Sharon has an Masters of Science in Mathematics and a Masters in Education
What Are Symptoms of Depression?
Depression is a mood disorder that results in long term feelings of sadness and despondence. Before we get to gender differences in depression symptoms, it would probably be a good idea to know what those symptoms are.
According to the National Institute of Mental Health, the symptoms of depression include:
- Anxiety or feelings of emptiness
- Changes in appetite
- Difficulty paying attention, remembering and making decisions
- Feelings of hopelessness or pessimism
- Feelings of worthlessness
- Loss of interest in activities
- Persistent aches or pains
- Suicidal thoughts or tendencies
Using this standard criteria, women are twice as likely to be diagnosed with depression as men. The difference in rates of diagnosis is perhaps the biggest disparity in gender expression of depression symptoms.
Can Depression Be Hidden?
Many studies of these gender differences suggest that men are diagnosed with depression less often than women because they are likely to respond differently to stress for biological or cultural reasons. For example, a woman might respond to the death of a family member by feeling hopeless but a man in the same situation might respond by drinking excessively. Strange as it may sound, the man in this example is not technically experiencing depression because he is not exhibiting any of the standard symptoms of the disorder. He is instead suppressing any standard depression symptoms that might arise. Other ways men may deal with stress include behaving aggressively, working more often than usual or engaging in high risk activities such as motorcycle racing.

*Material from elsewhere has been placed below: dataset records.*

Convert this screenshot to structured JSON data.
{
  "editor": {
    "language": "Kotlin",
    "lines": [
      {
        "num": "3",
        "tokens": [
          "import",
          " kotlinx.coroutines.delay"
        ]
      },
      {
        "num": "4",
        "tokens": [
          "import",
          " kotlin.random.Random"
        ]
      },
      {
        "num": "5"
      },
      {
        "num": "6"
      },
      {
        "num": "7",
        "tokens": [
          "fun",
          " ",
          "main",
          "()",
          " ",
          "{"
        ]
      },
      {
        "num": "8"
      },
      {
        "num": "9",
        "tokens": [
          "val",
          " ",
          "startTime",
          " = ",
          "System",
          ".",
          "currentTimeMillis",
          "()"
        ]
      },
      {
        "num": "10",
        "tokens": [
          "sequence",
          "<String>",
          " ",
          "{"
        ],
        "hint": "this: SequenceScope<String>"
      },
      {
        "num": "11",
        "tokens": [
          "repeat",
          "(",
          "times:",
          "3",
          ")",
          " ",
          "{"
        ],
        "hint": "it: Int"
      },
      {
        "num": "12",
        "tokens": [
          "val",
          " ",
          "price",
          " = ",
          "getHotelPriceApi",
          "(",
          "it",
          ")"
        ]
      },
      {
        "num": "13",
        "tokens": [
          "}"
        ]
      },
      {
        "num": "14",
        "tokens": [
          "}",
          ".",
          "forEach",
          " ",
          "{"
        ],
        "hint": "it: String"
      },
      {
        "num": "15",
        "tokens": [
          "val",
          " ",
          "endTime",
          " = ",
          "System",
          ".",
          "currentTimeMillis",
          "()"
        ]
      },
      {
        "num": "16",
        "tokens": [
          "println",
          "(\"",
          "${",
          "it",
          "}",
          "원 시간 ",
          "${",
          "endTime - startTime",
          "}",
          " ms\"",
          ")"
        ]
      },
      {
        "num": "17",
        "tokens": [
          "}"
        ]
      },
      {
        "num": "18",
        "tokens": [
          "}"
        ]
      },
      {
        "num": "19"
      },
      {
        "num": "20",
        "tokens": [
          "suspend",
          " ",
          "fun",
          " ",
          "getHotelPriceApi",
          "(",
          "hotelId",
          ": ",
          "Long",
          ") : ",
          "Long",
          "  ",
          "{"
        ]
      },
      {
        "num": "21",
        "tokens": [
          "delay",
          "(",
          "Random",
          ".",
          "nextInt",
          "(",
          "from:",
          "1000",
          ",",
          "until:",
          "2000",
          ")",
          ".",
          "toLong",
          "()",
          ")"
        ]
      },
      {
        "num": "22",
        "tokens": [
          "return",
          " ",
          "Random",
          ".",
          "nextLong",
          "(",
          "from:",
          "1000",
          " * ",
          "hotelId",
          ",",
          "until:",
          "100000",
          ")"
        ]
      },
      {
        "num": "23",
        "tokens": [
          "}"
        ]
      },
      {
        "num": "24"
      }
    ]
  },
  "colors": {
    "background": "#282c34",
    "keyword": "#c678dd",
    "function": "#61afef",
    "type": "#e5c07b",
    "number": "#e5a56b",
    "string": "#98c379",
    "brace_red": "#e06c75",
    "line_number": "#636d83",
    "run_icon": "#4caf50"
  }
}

According to a study by Dr. Lisa Martin, Dr. Harold Neighbors and Dr. Derek Griffith, when typical male reactions to stress are added to the standard list of depression symptoms, the gender disparity essentially disappears. Their conclusion is not that more women are depressed than men, but rather that women tend to more often exhibit the symptoms on the diagnostic list. It is interesting to note that men in societies with less restrictive cultural norms of male emotional expression are more likely to be diagnosed with depression than men in the U.S.
Other Differences in Symptom Expression
- Emotional Awareness
Another reason for the gender disparity may be that some women are more in touch with their emotions than men. Because of this, they may be more likely to recognize depressive symptoms as problematic and get help sooner. Men may take longer to recognize depressive symptoms or be unwilling to seek help for them until they've progressed in severity. This may also explain why men diagnosed with depression are more likely to think about and commit suicide than women.
- Hormonal Fluctuations
Some researchers assert that hormonal differences among the genders may lead to the higher rate of depression diagnosis in women. The gender gap in hormonal fluctuations starts to appear around puberty but can also be affected by other events in a woman's life such as pregnancy and menopause.
In general, women might ruminate, or think about their thoughts and feelings, more often than men do. While this helps women without depression process emotions better than men, during depressive episodes this practice might intensify and prolong the negative feelings instead of alleviating them.
In the United States, women are diagnosed with depression about twice as often as men are. Of the ten symptoms on the standard diagnostic list for depression, men tend to most often exhibit thoughts of suicide and irritability whereas women are more likely to exhibit eating disorders or feelings of hopelessness. Some researchers suggest this is because men deal with stress differently, most notably with destructive behaviors such as alcohol abuse or aggressive outbursts. Some researchers conclude that if typical male responses to stress were added to the diagnostic list, the rates of depression would be about the same in adult male and female populations in the United States.